Volatile amine formation was observed by measuring the TVB-N and TMA-N contents (Table 2). In all types of fish samples, increasing values for both parameters could be observed by increasing the chilling time (p<0.05). In the storage period analysed, this increase was found more relevant for trimethylamine (TMA) formation.

TVB-N values did not differ when acid was present in the ice (p>0.05). Our results indicate that none of the batches analysed reached the legal limit of 300-350 mg kg-1 that was set for this index (Directive 95/149/EEC) (Baixas-Nogueras et al., 2003). Concerning the TMA assessment, lower mean values were obtained in fish corresponding to the acid-icing treatment; differences were found significant at days 12 and 15 for hake and at day 12 for megrim. It is worth pointing out that hake stored under traditional ice surpassed the legal limit established for this species (5 mg kg-1) (Baixas-Nogueras et al., 2003), while megrim samples did not attain its legal limit (12 mg kg-1; Directive 91/493/EEC) (Aubourg et al., 2006).

Volatile amine compounds are produced partially by means of endogenous enzyme activity but mostly as a result of microbial development (Whittle et al., 1990). In the present case, agreement was found between microbiological (aerobes, anaerobes, psychrotrophs, proteolytics and Enterobacteriaceae) and chemical (TVB-N and TMA-N) parameters related to microbial activity development during the chilled storage in both fish species.

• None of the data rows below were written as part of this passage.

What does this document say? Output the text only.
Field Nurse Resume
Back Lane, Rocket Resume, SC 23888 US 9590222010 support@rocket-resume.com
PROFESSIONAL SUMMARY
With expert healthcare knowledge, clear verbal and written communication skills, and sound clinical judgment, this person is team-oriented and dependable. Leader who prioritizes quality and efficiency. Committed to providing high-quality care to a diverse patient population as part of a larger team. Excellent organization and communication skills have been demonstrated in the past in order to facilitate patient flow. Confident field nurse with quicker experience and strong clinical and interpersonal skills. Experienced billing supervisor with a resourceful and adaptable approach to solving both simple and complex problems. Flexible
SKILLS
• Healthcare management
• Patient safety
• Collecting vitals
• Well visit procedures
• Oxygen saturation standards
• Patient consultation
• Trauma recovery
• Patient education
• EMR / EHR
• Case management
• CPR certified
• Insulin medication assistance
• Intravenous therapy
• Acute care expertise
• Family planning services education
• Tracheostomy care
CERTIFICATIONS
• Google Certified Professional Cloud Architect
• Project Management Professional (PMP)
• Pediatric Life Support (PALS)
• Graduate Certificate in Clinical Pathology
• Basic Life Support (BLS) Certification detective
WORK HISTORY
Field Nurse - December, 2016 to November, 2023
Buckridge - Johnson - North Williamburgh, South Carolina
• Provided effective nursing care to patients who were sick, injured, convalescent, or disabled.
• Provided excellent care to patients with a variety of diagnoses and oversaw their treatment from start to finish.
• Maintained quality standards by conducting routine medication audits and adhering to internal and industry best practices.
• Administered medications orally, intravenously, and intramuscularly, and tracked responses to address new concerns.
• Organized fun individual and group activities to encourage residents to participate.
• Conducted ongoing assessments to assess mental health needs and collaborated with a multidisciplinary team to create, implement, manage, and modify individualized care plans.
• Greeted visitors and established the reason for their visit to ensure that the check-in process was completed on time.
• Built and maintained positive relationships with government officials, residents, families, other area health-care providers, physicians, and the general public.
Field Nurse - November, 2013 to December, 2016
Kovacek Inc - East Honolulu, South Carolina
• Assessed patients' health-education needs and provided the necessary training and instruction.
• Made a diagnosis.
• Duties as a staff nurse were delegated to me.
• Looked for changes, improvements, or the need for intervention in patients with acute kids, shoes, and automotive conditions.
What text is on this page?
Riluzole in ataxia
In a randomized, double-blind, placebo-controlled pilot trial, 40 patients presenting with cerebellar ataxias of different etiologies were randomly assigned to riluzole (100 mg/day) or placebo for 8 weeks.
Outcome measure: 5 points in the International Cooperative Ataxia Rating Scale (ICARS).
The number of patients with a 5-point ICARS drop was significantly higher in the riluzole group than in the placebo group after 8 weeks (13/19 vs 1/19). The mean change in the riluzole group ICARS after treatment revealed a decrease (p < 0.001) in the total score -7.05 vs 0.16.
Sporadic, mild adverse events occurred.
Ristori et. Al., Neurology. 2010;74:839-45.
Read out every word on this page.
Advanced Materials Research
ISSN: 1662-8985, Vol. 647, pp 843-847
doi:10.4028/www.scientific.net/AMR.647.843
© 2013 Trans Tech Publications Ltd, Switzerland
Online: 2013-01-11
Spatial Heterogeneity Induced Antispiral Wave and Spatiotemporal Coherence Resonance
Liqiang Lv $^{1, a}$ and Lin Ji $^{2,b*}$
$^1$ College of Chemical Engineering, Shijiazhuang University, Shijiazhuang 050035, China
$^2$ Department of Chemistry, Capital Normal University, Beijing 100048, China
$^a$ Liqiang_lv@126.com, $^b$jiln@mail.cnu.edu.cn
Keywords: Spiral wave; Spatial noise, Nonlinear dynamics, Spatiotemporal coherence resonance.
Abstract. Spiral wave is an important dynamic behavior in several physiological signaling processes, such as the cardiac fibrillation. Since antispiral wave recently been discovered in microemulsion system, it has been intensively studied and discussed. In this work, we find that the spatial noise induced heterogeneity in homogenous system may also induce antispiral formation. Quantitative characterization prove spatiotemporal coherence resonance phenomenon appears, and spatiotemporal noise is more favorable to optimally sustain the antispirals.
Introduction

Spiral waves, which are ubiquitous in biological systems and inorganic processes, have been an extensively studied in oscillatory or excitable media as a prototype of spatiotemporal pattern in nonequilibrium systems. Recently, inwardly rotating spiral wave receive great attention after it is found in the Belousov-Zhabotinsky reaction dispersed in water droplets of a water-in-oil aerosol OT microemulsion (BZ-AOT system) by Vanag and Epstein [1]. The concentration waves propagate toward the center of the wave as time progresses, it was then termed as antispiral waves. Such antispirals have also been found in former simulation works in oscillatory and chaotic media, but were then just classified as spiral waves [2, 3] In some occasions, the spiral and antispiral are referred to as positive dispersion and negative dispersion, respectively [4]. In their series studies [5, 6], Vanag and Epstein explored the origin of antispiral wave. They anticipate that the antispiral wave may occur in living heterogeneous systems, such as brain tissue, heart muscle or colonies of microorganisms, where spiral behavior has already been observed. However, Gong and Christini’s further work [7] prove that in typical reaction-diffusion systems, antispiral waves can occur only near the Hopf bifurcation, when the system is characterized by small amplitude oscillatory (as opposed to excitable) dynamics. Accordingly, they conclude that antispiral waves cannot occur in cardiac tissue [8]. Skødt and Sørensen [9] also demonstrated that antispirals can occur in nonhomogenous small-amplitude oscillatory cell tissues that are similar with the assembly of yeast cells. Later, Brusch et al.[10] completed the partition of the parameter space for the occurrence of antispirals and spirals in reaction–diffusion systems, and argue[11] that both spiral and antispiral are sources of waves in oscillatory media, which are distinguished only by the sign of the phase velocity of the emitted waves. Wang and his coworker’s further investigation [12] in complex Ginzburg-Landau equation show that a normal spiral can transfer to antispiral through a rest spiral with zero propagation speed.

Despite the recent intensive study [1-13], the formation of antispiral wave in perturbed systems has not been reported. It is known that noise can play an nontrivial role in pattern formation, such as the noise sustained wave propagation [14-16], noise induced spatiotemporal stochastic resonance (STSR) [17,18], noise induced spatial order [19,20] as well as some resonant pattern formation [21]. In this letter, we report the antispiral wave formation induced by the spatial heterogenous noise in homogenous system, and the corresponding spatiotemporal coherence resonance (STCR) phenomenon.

Previous research shows the inhibitory effect on amine formation as a result of including a preservative component in the icing system. Thus, the presence of wild-thyme tyrosol in the icing medium led to a marked decrease in TVB-N content formation during chilled storage of Transcaucasian barb (Oral et al., 2008).However, the inclusion of a rosemary extract in the icing medium did not lead to a TVB-N content decrease, but produced a lower formation of biogenic amines during the chilled storage of sardine (Özyurt et al., 2012). Oregano and rosemary extracts were also included successfully in the icing medium during Chilean jack mackerel (Trachurus murphyi) chilled storage (Quitral et al., 2009); thus, a lower TVB-N content was detected in fish stored under plant extract icing. A lower amine formation (TVB-N and TMA-N) was also obtained in hake and megrim by applying the present icing conditions during a 0-13-day storage period (García-Soto et al., 2013a, 2013b).